Resistance to colistin in Acinetobacter nosocomialis is associated to changes in its external membrane composition and to a decrease in virulence

17.09.2015
Photo: CDC

A study led by Dr. Jordi Vila, ISGlobal researcher and director of the Antibiotic Resistance Initiative, shows that the loss of lipopolysaccharide (LPS) is involved in the acquisition of colistin resistance in Acinetobacter nosocomialis while decreasing its virulent capacity. 

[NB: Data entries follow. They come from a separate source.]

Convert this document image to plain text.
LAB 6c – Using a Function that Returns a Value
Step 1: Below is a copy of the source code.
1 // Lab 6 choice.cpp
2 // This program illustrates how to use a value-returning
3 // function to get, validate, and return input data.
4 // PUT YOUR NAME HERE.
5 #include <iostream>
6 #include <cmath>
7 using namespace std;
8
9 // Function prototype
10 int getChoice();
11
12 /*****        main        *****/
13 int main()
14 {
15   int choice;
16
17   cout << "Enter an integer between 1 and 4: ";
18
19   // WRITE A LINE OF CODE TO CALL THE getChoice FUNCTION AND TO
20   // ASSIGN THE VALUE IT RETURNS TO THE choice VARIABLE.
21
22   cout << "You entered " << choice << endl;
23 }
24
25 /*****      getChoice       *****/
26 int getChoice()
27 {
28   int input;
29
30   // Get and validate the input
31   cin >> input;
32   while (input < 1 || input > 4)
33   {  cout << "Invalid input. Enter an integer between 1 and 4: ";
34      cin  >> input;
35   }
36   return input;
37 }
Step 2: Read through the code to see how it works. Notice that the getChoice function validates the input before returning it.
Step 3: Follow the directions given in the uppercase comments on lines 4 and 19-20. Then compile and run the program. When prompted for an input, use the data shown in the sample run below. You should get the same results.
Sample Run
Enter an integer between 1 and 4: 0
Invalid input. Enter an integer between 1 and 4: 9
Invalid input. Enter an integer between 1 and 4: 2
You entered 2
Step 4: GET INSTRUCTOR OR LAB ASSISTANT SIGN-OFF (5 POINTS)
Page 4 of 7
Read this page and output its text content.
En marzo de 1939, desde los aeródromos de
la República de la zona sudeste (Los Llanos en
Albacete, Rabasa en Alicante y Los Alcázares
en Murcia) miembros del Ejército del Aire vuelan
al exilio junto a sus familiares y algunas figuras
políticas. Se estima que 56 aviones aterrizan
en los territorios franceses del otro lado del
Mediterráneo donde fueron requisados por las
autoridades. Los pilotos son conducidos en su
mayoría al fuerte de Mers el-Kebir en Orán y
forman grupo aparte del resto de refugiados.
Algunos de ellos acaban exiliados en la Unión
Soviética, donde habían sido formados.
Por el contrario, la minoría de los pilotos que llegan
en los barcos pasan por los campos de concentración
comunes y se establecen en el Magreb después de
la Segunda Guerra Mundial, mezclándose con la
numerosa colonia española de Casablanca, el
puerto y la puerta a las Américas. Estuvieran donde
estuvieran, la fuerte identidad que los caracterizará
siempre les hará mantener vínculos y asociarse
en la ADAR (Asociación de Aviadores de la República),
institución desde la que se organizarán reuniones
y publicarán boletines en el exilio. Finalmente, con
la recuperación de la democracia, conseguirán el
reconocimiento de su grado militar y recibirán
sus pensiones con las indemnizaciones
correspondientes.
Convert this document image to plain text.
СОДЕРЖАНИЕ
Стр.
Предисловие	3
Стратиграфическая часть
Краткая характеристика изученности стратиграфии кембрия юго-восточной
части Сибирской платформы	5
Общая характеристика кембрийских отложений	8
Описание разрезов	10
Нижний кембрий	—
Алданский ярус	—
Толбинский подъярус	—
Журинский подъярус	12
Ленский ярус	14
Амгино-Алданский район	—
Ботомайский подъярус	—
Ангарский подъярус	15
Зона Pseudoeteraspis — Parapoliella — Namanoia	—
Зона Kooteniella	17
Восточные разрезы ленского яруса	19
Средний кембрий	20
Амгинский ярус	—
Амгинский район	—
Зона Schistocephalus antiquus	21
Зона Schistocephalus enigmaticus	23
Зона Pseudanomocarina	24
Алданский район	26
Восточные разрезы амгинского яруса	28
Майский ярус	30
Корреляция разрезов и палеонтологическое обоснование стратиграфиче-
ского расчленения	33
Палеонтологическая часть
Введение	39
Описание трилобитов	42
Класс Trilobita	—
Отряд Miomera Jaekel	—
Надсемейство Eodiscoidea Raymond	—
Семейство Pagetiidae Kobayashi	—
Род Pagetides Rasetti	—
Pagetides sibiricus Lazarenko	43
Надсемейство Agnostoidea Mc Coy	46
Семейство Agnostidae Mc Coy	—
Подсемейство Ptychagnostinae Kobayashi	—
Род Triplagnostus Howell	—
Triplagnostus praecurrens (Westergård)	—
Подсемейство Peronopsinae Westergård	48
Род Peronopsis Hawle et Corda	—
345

The Acinetobacter group includes A. pittii, A. baumannii y A. nosocomialis and is the cause of an increasing number of hospital-associated infections. Worryingly, A. baumanii has demonstrated the ability to acquire resistance to all antibiotics presently on the market. To date, most strains are still susceptible to colistin, an antibiotic to which its close relative A. nosocomialis has shown a high level of resistance. 

In the present study, the authors compared gene and protein expression in colistin-susceptible or –resistant strains of A. nosocomialis, selected in vitro, in order to identify the mechanisms underlying colistin resistance. They found that, similar to what has been reported for A. baumanii, the acquisition of colistin resistance is associated with the loss in the synthesis of LPS, an external membrane component of all Gram-negative bacteria, due to mutations in the lpxD gene.  Importantly, using an infection model in the worm C. elegans, they found that colistin-resistant strains were less virulent. 

Acinetobacter bacteria can cause pneumonias and blood infections in critically ill patients. It is estimated that, in the USA alone, the Acinetobacter group is responsible for 12,000 infections every year, almost half of which are multidrug resistant.  

Reference:

Vila-Farrés X, Ferrer-Navarro M, Callarisa AE, Martí S, Espinal P, Gupta S, Rolain JM, Giralt E, Vila J. Loss of LPS is involved in the virulence and resistance to colistin of colistin-resistant Acinetobacter nosocomialis mutants selected in vitro. J Antimicrob Chemother. 2015 Aug 25.